Golgi membrane protein 1 (GOLM1) also known as Golgi phosphoprotein 2 or Golgi membrane protein GP73 is a protein that in humans is encoded by the GOLM1 gene. Two alternatively spliced transcript variants encoding the same protein have been described for this gene.

== Function ==

The Golgi complex plays a key role in the sorting and modification of proteins exported from the endoplasmic reticulum. The protein encoded by this gene is a type II Golgi transmembrane protein. It processes protein synthesized in the rough endoplasmic reticulum and assists in the transport of protein cargo through the Golgi apparatus. The expression of this encoded protein has been observed to be upregulated in response to viral infection.

== Clinical significance ==

Golgi membrane protein 1 is overexpressed in prostate cancer and lung adenocarcinoma tissue.

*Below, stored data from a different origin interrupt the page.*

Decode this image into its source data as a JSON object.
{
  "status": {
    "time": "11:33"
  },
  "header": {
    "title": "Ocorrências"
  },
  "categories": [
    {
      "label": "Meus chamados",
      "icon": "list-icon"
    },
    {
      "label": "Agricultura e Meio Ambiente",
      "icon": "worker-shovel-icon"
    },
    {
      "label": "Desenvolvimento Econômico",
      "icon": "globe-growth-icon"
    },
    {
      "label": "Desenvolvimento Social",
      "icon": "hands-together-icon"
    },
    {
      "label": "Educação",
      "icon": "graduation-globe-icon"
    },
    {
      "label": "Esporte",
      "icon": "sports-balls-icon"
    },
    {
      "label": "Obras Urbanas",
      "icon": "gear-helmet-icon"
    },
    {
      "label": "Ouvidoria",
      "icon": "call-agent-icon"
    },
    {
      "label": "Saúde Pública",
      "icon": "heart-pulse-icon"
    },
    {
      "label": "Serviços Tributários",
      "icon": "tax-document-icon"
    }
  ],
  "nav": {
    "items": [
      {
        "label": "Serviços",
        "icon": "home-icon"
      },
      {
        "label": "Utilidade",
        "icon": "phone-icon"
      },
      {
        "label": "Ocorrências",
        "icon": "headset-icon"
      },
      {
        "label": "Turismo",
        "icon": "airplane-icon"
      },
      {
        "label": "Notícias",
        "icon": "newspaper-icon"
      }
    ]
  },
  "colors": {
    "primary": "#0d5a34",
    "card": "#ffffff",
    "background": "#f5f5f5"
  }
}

Blood levels of GP73 are higher in patients with liver cancer than in healthy individuals. In addition, levels were not significantly higher in patients with diseases other than liver disease. The current blood test used to screen for early tumors in people at high risk for liver cancer involves the alpha-fetoprotein (AFP). Patients who are at risk for non-metastatic, or primary, liver cancer typically have chronic liver disease such as cirrhosis. Such cases of cirrhosis are usually due to infection caused by infectious hepatitis (usually hepatitis B or hepatitis C, though there are other strains), or because of degenerative fatty liver disease (which can be especially severe in those with alcoholism). However, the AFP test is not usually sensitive enough to detect liver cancer in time and it often generates false positives. So far, the blood samples of more than 1,000 patients with various stages of liver and non-liver disease have been tested for the presence of GP73 in several studies. Several medical diagnostic companies are in the process of developing automated serum tests for the protein that could be performed in routine hospital laboratories.